HTML declares a markdown alternate
An agent reading the HTML page should be able to discover the markdown mirror without guessing the URL. The standard way to declare it is `<link rel="alternate" type="text/markdown">`.
How the check decides
The check queries link[rel="alternate"][type="text/markdown"] on the page and asserts a non-empty href attribute is present. Fails if no such tag exists.
How to implement it
Emit a <link rel="alternate" type="text/markdown"> in your page’s <head> pointing at the markdown mirror you publish.
Pass
<head>
<link rel="alternate" type="text/markdown" href="/docs/install.md">
</head>
Fail
<head>
<!-- no alternate link -->
</head>
Common gotchas
The href can be relative (/docs/install.md) or absolute (https://example.com/docs/install.md); both satisfy the check. Use whichever your site already prefers for canonical and og links — consistency matters more than the specific form.

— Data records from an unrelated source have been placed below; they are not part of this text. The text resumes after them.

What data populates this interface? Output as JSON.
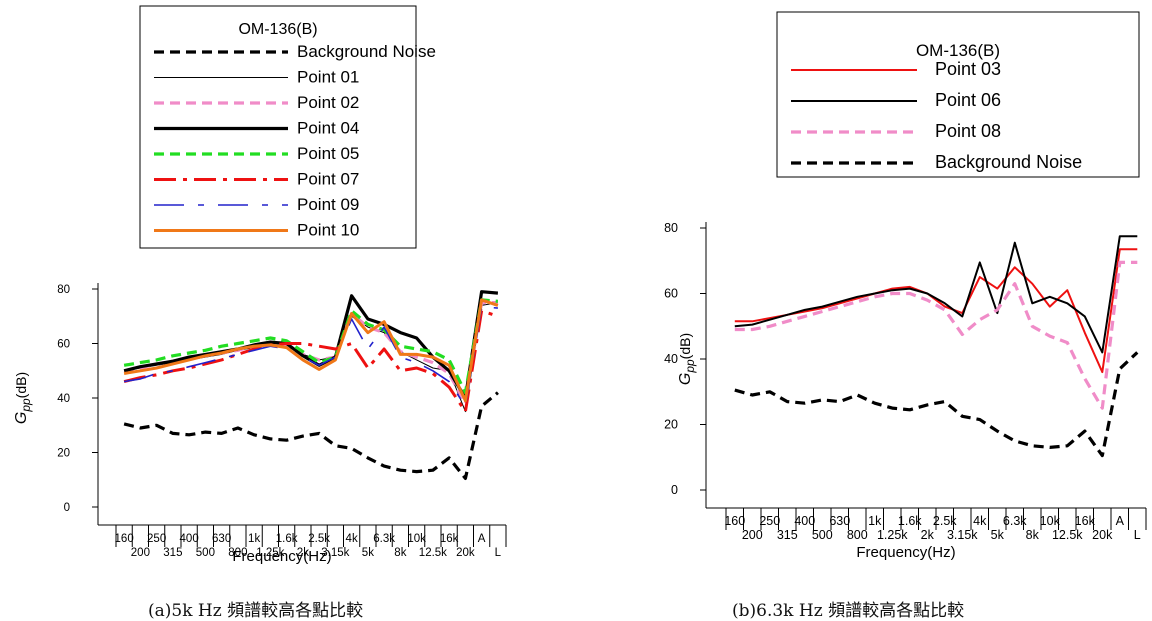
{
  "captions": {
    "a": "(a)5k Hz 頻譜較高各點比較",
    "b": "(b)6.3k Hz 頻譜較高各點比較"
  },
  "chart_data": [
    {
      "id": "a",
      "type": "line",
      "ylabel_main": "G",
      "ylabel_sub": "pp",
      "ylabel_unit": "(dB)",
      "xlabel": "Frequency(Hz)",
      "ylim": [
        0,
        80
      ],
      "yticks": [
        0,
        20,
        40,
        60,
        80
      ],
      "grid": false,
      "legend_position": "top",
      "legend_title": "OM-136(B)",
      "categories": [
        "160",
        "200",
        "250",
        "315",
        "400",
        "500",
        "630",
        "800",
        "1k",
        "1.25k",
        "1.6k",
        "2k",
        "2.5k",
        "3.15k",
        "4k",
        "5k",
        "6.3k",
        "8k",
        "10k",
        "12.5k",
        "16k",
        "20k",
        "A",
        "L"
      ],
      "tick_labels_top": [
        "160",
        "250",
        "400",
        "630",
        "1k",
        "1.6k",
        "2.5k",
        "4k",
        "6.3k",
        "10k",
        "16k",
        "A"
      ],
      "tick_labels_bottom": [
        "200",
        "315",
        "500",
        "800",
        "1.25k",
        "2k",
        "3.15k",
        "5k",
        "8k",
        "12.5k",
        "20k",
        "L"
      ],
      "series": [
        {
          "name": "Background Noise",
          "color": "#000000",
          "style": "dash",
          "values": [
            30.5,
            29,
            30,
            27,
            26.5,
            27.5,
            27,
            29,
            26.5,
            25,
            24.5,
            26,
            27,
            22.5,
            21.5,
            18,
            15,
            13.5,
            13,
            13.5,
            18,
            10.5,
            37,
            42
          ]
        },
        {
          "name": "Point 01",
          "color": "#000000",
          "style": "thin",
          "values": [
            50,
            51,
            52,
            53,
            54,
            55,
            56,
            57.5,
            58.5,
            59.5,
            59,
            56,
            54,
            55,
            70,
            66,
            64,
            57,
            54,
            51,
            50,
            35,
            74,
            75
          ]
        },
        {
          "name": "Point 02",
          "color": "#f08cc8",
          "style": "dash",
          "values": [
            50,
            51,
            52.5,
            53.5,
            54.5,
            55.5,
            56.5,
            57.5,
            59,
            60,
            59.5,
            56,
            54,
            55,
            71,
            66,
            64,
            57,
            55,
            53,
            49,
            38,
            75,
            75
          ]
        },
        {
          "name": "Point 04",
          "color": "#000000",
          "style": "thick",
          "values": [
            50,
            51.5,
            52.5,
            53.5,
            55,
            56,
            57,
            58,
            59.5,
            60.5,
            60,
            55.5,
            52,
            55,
            77.5,
            69,
            67,
            64,
            62,
            55,
            50,
            40,
            79,
            78.5
          ]
        },
        {
          "name": "Point 05",
          "color": "#22dd22",
          "style": "dash",
          "values": [
            52,
            53,
            54,
            55.5,
            56.5,
            57.5,
            59,
            60,
            61,
            62,
            61,
            57,
            53,
            55,
            72,
            67,
            65,
            59,
            58,
            57,
            54,
            42,
            76,
            75.5
          ]
        },
        {
          "name": "Point 07",
          "color": "#ee1111",
          "style": "dashdot",
          "values": [
            46,
            47.5,
            48.5,
            50,
            51,
            52.5,
            54,
            56,
            58,
            59.5,
            60,
            60,
            59,
            58,
            60,
            51,
            58,
            50,
            51,
            49,
            44,
            35,
            72,
            70
          ]
        },
        {
          "name": "Point 09",
          "color": "#2222cc",
          "style": "longdash",
          "values": [
            46,
            47,
            49,
            50,
            51.5,
            53,
            54.5,
            56,
            57.5,
            59,
            58,
            55,
            52,
            55,
            69,
            58,
            66,
            55,
            53,
            50,
            46,
            37,
            73.5,
            73
          ]
        },
        {
          "name": "Point 10",
          "color": "#f07818",
          "style": "orange",
          "values": [
            49,
            50,
            51,
            52.5,
            54,
            55.5,
            56.5,
            58,
            59,
            59.5,
            58.5,
            54,
            50.5,
            54,
            71,
            64,
            68,
            56,
            56,
            55,
            52,
            39,
            76,
            74
          ]
        }
      ]
    },
    {
      "id": "b",
      "type": "line",
      "ylabel_main": "G",
      "ylabel_sub": "pp",
      "ylabel_unit": "(dB)",
      "xlabel": "Frequency(Hz)",
      "ylim": [
        0,
        80
      ],
      "yticks": [
        0,
        20,
        40,
        60,
        80
      ],
      "grid": false,
      "legend_position": "top-right",
      "legend_title": "OM-136(B)",
      "categories": [
        "160",
        "200",
        "250",
        "315",
        "400",
        "500",
        "630",
        "800",
        "1k",
        "1.25k",
        "1.6k",
        "2k",
        "2.5k",
        "3.15k",
        "4k",
        "5k",
        "6.3k",
        "8k",
        "10k",
        "12.5k",
        "16k",
        "20k",
        "A",
        "L"
      ],
      "tick_labels_top": [
        "160",
        "250",
        "400",
        "630",
        "1k",
        "1.6k",
        "2.5k",
        "4k",
        "6.3k",
        "10k",
        "16k",
        "A"
      ],
      "tick_labels_bottom": [
        "200",
        "315",
        "500",
        "800",
        "1.25k",
        "2k",
        "3.15k",
        "5k",
        "8k",
        "12.5k",
        "20k",
        "L"
      ],
      "series": [
        {
          "name": "Point 03",
          "color": "#ee1111",
          "style": "solid",
          "values": [
            51.5,
            51.5,
            52.5,
            53.5,
            54.5,
            55.5,
            57,
            58.5,
            60,
            61.5,
            62,
            60,
            56,
            54,
            65,
            61.5,
            68,
            63,
            56,
            61,
            48,
            36,
            73.5,
            73.5
          ]
        },
        {
          "name": "Point 06",
          "color": "#000000",
          "style": "solid",
          "values": [
            50,
            50.5,
            52,
            53.5,
            55,
            56,
            57.5,
            59,
            60,
            61,
            61.5,
            60,
            57,
            53,
            69.5,
            54,
            75.5,
            57,
            59,
            57,
            53,
            42,
            77.5,
            77.5
          ]
        },
        {
          "name": "Point 08",
          "color": "#f08cc8",
          "style": "dash",
          "values": [
            49,
            49,
            50,
            51.5,
            53,
            54.5,
            56,
            57.5,
            59,
            60,
            60,
            58,
            55,
            47.5,
            52,
            55,
            63,
            50,
            47,
            45,
            34,
            25,
            69.5,
            69.5
          ]
        },
        {
          "name": "Background Noise",
          "color": "#000000",
          "style": "dash",
          "values": [
            30.5,
            29,
            30,
            27,
            26.5,
            27.5,
            27,
            29,
            26.5,
            25,
            24.5,
            26,
            27,
            22.5,
            21.5,
            18,
            15,
            13.5,
            13,
            13.5,
            18,
            10.5,
            37,
            42
          ]
        }
      ]
    }
  ]
}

Make the alternate-link emission part of your shared layout component so it’s set automatically on every page. The alternate’s URL should be derived from the current page’s URL, not duplicated by hand — otherwise you’ll forget to update it when adding a new page or moving an existing one.
The companion check markdown.mirror-suffix verifies the mirror file actually exists at the URL the alternate-link advertises, so adding the link without publishing the mirror still leaves you with a half-fix. Build your mirror generation and your alternate-link emission together.